Les traits de Merlin étaient difficiles à déchiffrer. D’une certaine façon, il paraissait impacté par ce qu’elle disait, mais elle était incapable d’en jauger la tournure. Sans doute était-il seulement vexé de la mauvaise opinion qu’elle nourrissait à son égard. Comment voulait-il qu’elle le considérât autrement, de toute façon ?
Il ouvrit les lèvres mais elle le coupa dans son élan, appuyée par un geste de la main qui balaya son effort :
- Cela n’a plus aucune importance. Tout tourne toujours autour de toi, de toute façon. Que ferais-tu, après tout, te décider à me les restituer, si cela est possible ? Nous savons tous les deux que tu n’en feras rien. Tu n’as jamais rien fait pendant des siècles, alors pourquoi changer maintenant ?

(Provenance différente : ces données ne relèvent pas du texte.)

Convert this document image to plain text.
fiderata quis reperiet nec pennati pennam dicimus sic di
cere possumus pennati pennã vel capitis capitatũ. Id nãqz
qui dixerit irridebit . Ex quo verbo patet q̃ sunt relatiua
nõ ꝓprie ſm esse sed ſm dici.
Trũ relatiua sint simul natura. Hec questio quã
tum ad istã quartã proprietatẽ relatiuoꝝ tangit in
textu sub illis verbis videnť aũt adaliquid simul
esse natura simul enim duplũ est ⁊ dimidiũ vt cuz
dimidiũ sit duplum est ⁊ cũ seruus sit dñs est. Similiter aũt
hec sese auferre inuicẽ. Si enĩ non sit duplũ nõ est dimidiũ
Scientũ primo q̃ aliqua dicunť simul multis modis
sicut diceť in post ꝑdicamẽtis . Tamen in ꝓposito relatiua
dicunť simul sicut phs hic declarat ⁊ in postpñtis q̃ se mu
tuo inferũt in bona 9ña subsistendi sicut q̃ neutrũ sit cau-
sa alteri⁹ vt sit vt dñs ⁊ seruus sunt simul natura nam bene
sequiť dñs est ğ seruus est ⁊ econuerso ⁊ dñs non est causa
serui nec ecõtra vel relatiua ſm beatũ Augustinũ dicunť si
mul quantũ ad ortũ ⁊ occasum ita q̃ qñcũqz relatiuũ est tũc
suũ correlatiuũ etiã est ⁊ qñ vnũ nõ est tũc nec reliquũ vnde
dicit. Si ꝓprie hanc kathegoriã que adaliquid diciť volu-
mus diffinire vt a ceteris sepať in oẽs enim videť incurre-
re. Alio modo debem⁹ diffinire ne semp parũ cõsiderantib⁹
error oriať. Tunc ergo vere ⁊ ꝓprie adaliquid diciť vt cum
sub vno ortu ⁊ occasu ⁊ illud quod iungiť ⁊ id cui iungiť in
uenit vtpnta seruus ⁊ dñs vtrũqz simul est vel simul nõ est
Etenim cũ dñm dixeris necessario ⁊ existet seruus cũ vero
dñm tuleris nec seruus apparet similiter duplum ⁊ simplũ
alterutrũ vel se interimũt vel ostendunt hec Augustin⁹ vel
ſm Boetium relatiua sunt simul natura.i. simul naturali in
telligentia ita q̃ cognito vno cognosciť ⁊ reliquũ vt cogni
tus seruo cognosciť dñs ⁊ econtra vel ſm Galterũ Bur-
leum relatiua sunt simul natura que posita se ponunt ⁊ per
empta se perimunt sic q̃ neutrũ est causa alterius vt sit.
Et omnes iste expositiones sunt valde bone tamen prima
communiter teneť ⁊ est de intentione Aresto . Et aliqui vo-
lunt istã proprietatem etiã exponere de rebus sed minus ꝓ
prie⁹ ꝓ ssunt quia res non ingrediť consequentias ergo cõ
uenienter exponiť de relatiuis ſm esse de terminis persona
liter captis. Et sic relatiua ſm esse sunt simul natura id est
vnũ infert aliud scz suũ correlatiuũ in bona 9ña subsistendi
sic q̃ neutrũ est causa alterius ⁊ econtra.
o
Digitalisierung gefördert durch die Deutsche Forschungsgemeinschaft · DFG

Là encore, il ne manifesta aucune réaction. Il l’observait avec sérieux, et peut-être était-ce la meilleure attitude à attendre de lui. Qu’il ne se moquât pas d’elle et de ce qu’elle ressentait, qu’il chassait habituellement d’un revers de main. Quant à y réfléchir et se remettre en question, inutile d’espérer.
- Jamais je ne pourrais te pardonner pour ce que tu m’as fait, alors garde ta salive. Pour moi, tout a été dit. Nous, ça appartient au passé, un passé que j’abhorre, cracha-t-elle, venimeuse. Fais-toi une raison et trouve-toi quelqu’un d’autre au lieu de me harceler - tu as déjà su si bien le faire, après tout - ; parce que, me concernant, tu n’es plus rien à mes yeux. Tu n’es plus rien d’autre que le type qui a ruiné ma vie.
Elle se tut et s’humecta les lèvres dans un geste nerveux. Sa tirade avait fatigué sa colère qui diminuait, pour laisser place à une certaine lassitude. Pas qu’elle en nourrît qu’auparavant moins contre son homologue, loin s’en fallait ; elle en était incapable. Cependant, alors que le silence revenait et confrontée au visage fermé de ce dernier, la vanité de sa tirade sonna comme une évidence, une évidence dont elle avait déjà connaissance. Il ne changerait jamais. Alors à quoi bon ?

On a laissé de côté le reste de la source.